D’un autre côté, j’ai souvent l’impression de vivre dans la cuisine, d’être constamment occupée à préparer les repas et d’être limitée par le corset horaire : manger à 13 heures, boire le thé à 16 heures. Et les enfants ? Le grand pense que « la soupe sent délicieusement bon », mais il veut manger son sandwich au fromage, que je lui envie plus d’une fois.

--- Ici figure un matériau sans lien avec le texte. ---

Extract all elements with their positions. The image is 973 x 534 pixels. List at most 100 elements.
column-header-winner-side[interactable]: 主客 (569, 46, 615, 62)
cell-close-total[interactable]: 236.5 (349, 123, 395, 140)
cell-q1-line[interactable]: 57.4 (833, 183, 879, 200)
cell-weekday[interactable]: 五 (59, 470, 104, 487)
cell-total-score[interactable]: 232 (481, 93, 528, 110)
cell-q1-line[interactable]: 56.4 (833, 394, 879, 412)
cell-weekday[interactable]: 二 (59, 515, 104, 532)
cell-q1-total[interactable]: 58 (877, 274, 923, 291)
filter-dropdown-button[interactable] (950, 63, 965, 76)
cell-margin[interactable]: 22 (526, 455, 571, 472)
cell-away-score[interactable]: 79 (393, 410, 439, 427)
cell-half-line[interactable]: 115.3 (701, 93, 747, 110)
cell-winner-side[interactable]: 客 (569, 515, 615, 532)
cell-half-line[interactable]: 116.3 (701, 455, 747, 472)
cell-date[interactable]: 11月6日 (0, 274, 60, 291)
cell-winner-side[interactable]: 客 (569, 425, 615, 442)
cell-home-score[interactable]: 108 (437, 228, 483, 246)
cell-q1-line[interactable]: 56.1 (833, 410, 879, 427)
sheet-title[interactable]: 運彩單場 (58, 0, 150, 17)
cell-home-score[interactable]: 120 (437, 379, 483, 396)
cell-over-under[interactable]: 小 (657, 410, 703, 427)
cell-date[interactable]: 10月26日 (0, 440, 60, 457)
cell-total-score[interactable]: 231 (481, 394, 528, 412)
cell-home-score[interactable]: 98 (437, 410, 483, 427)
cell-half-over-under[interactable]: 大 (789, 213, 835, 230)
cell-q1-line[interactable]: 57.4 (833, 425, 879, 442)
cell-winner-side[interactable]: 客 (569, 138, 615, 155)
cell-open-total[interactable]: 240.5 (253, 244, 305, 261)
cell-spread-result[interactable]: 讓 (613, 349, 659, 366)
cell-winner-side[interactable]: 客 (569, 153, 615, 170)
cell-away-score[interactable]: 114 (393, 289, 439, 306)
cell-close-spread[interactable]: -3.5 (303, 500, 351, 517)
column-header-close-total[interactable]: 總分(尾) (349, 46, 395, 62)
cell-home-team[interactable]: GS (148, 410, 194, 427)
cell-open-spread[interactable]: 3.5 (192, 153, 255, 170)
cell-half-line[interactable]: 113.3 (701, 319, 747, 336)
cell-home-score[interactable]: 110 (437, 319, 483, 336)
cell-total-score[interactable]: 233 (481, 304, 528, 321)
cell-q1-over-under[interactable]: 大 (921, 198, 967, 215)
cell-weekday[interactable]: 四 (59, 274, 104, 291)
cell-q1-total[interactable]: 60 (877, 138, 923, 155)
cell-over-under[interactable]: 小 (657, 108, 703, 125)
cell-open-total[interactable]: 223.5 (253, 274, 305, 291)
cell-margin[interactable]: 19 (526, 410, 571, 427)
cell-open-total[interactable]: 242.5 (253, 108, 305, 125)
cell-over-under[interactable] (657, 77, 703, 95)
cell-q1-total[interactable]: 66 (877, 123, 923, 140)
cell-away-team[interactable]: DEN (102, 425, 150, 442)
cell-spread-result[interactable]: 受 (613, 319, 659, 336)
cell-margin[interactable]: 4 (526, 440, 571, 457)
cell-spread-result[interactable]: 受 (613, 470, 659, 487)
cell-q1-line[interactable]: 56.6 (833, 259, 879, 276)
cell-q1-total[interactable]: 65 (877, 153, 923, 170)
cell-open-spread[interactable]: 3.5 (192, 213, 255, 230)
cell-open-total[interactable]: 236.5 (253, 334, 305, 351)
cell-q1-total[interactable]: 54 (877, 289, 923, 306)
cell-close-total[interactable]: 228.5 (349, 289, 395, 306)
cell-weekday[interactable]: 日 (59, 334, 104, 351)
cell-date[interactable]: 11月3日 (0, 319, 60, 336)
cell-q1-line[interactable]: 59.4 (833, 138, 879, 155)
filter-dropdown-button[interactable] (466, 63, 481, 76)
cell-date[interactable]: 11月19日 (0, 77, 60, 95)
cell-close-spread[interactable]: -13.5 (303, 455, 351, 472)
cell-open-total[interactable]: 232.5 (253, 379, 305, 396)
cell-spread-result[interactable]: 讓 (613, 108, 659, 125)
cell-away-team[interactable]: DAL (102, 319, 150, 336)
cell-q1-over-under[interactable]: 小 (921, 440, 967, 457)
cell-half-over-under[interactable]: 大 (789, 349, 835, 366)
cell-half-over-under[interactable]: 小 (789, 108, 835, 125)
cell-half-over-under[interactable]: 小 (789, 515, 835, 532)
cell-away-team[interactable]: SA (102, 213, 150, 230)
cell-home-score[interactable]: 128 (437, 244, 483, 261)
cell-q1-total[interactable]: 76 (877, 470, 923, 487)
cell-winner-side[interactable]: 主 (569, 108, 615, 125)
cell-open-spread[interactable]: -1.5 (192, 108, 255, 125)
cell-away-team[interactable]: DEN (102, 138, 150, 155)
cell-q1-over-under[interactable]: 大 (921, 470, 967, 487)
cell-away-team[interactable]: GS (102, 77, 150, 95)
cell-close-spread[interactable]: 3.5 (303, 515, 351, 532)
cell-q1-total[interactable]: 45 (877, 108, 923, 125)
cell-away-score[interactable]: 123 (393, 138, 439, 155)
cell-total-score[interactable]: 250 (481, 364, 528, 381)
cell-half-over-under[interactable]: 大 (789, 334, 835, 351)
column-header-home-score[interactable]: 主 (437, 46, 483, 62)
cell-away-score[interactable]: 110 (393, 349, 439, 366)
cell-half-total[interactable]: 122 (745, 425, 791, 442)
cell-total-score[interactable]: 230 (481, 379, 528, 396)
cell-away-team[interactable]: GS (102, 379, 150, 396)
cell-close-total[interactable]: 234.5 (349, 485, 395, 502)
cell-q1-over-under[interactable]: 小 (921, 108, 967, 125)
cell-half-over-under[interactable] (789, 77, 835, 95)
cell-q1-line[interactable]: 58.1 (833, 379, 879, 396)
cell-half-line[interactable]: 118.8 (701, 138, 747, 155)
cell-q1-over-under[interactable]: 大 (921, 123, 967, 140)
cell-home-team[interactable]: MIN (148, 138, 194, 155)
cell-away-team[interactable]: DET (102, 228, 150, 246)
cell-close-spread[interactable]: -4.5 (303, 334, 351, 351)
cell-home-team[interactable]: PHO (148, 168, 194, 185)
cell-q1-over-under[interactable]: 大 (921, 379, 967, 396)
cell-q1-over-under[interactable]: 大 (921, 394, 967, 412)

La première fois qu’il y a un curry de dal jaune soleil sur la table, il dit : « Je sais que je n’aime pas ça. » C’est vrai, il en recrache la moitié. Il n’aime pas non plus le pudding indien aux amandes. Pour ma part, je suis convaincu par mon meilleur sommeil après seulement une semaine. Je dors plus profondément et plus paisiblement que d’habitude. En outre, je perds quelques kilos comme par magie et mon teint s’éclaircit. Pas les pires effets secondaires ! Je suis étonné que de simples changements dans les habitudes alimentaires aient un tel impact. Mes nerfs ne sont pas encore aussi solides qu’un ami me l’avait fait croire (« Si tu fais ça pendant quelques années, tu seras un pur amour »), mais je me sens plus forte mentalement et je ne m’emporte plus aussi vite. Ma famille pense que c’est génial, aussi. Cependant, je pense que je vais devoir garder le paquet complet de « vie védique » avec méditation, yoga et massages pour quand les garçons ne seront plus à la maison. Cela demande trop d’autodiscipline dans la vie quotidienne de la famille. Mais c’est ça qui est bien : il n’est jamais trop tard pour changer sa vie.